Preserving Build Properties

Ant builds often use property files for environment-specific configuration. Maven and Gradle handle this through profiles and property injection.

Extract all <property> declarations from build.xml, categorizing them by whether they're environment-specific, paths, or version numbers

Claude Code can then generate appropriate Maven profiles or Gradle task configurations:

Create three Maven profiles for dev, staging, and production environments with the extracted properties

Validating Build Parity

After migration, you must verify that Maven or Gradle produces identical outputs. The tdd skill helps create validation tests, though you might also compare artifacts directly.

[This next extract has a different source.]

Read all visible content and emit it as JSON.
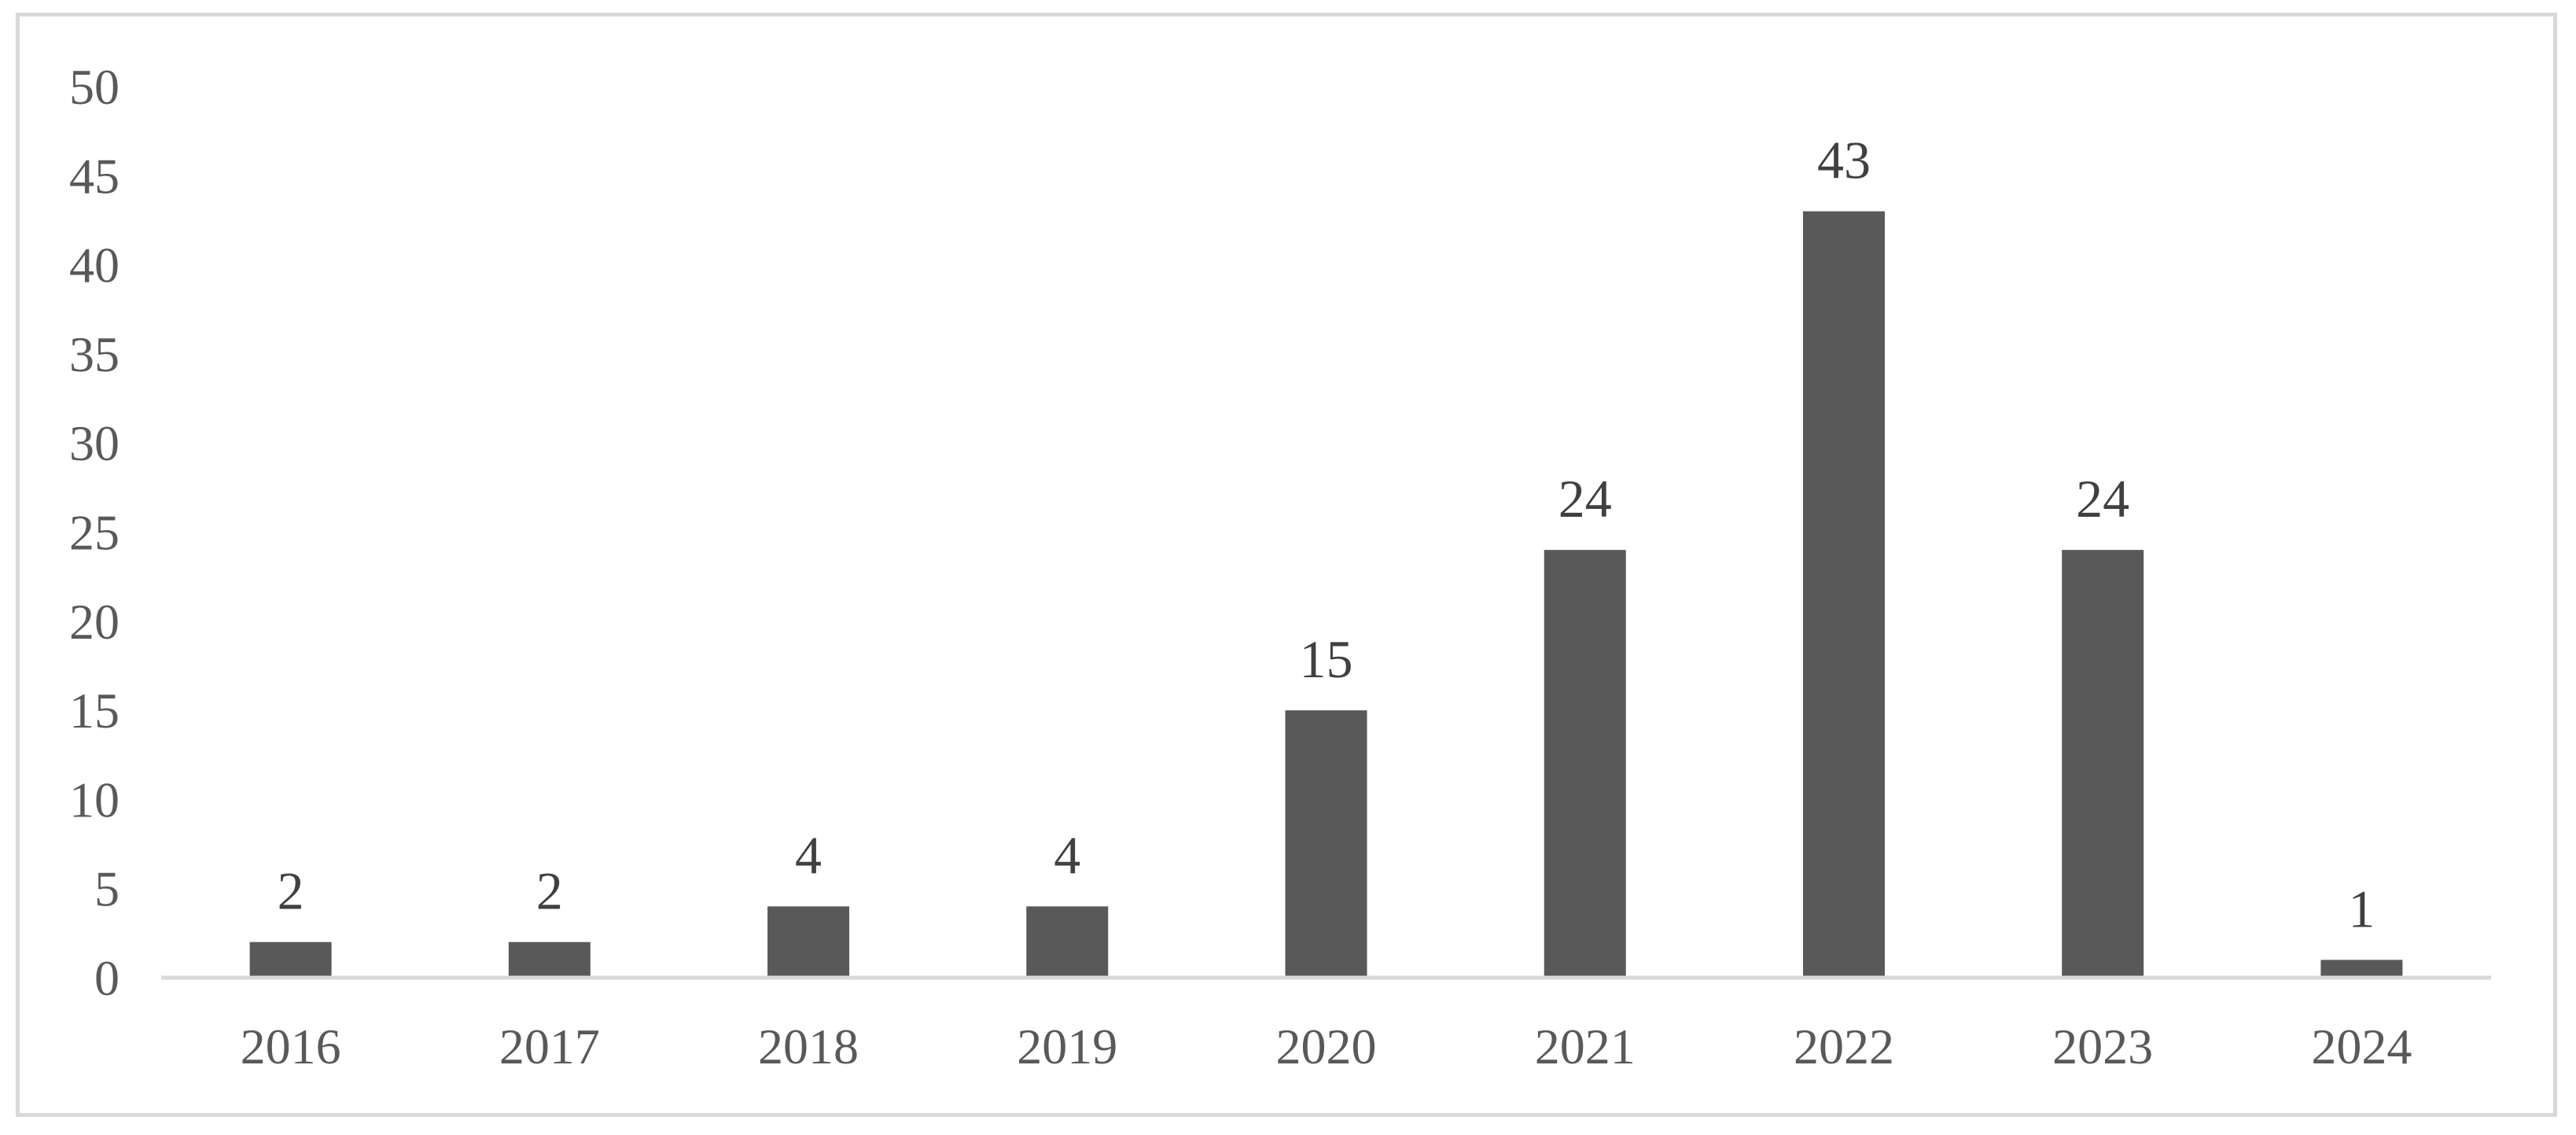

Build the same artifact with both systems during transition:

Run `ant dist` and capture the output, then run `./gradlew build` and compare the resulting JAR files

For comprehensive validation, compare directory structures:

Show differences between ant's target/dist directory and gradle's build/libs directory

Automation Workflow for Large Projects

For enterprise migrations with multiple modules, a systematic approach prevents errors. Create a migration skill that encapsulates your process:

# Migration Workflow Skill

## Instructions
This skill guides Ant-to-Maven/Gradle migration with these phases:

1. **Inventory**: Extract all targets, dependencies, and properties
2. **Map**: Convert dependencies to Maven/Gradle format
3. **Configure**: Generate initial pom.xml or build.gradle
4. **Wrap**: Use maven-antrun for complex custom tasks
5. **Validate**: Compare outputs between build systems

## Tools
- File read for build.xml analysis
- Write for generating configuration files
- Bash for executing build commands

## Process
Run each phase sequentially, validating before proceeding.

Load this as a custom skill to maintain consistency across team members working on migration.

Handling Multi-Module Projects

Large projects often use Ant’s subprojects with separate build files. Maven and Gradle handle multi-module builds natively.

Create a Maven parent pom.xml with modules: api, core, webapp, based on these build.xml locations
Create equivalent Gradle settings.gradle with subprojects api, core, webapp

The frontend-design skill proves useful if your project includes web resources requiring processing during the build.

Gradle vs Maven Decision Factors

The choice between Maven and Gradle affects long-term maintainability. Consider these factors:

Choose Maven if:

Choose Gradle if:

Ask Claude Code for a recommendation based on your project characteristics:

Should I migrate to Maven or Gradle given: 50+ modules, Kotlin and Java, complex CI/CD with conditions, team familiar with both

Common Migration Pitfalls

Several issues frequently cause migration failures:

Hardcoded paths: Ant builds often use absolute paths. Refactor these to relative paths or use properties.

Hidden dependencies: Ant may succeed due to classpath order. Maven and Gradle are stricter—use the dependency:tree goal or Gradle’s dependencies task to find conflicts.

Custom ANT tasks: Complex custom tasks may require significant refactoring. Consider whether the functionality still applies.

Test configuration: Ant test setups vary widely. Maven’s surefire and Gradle’s test tasks have different conventions—use the pdf skill to extract test configuration from Ant if documentation exists.

Conclusion

Migrating from Ant to Maven or Gradle requires careful analysis and systematic conversion. Claude Code accelerates this process through intelligent file parsing, configuration generation, and build comparison. The key is treating migration as a multi-phase project: inventory first, then map, configure, wrap complex tasks, and validate thoroughly.

For teams managing this transition, consider creating a reusable migration skill that captures your organization’s specific patterns. The initial investment in automation pays dividends across multiple projects.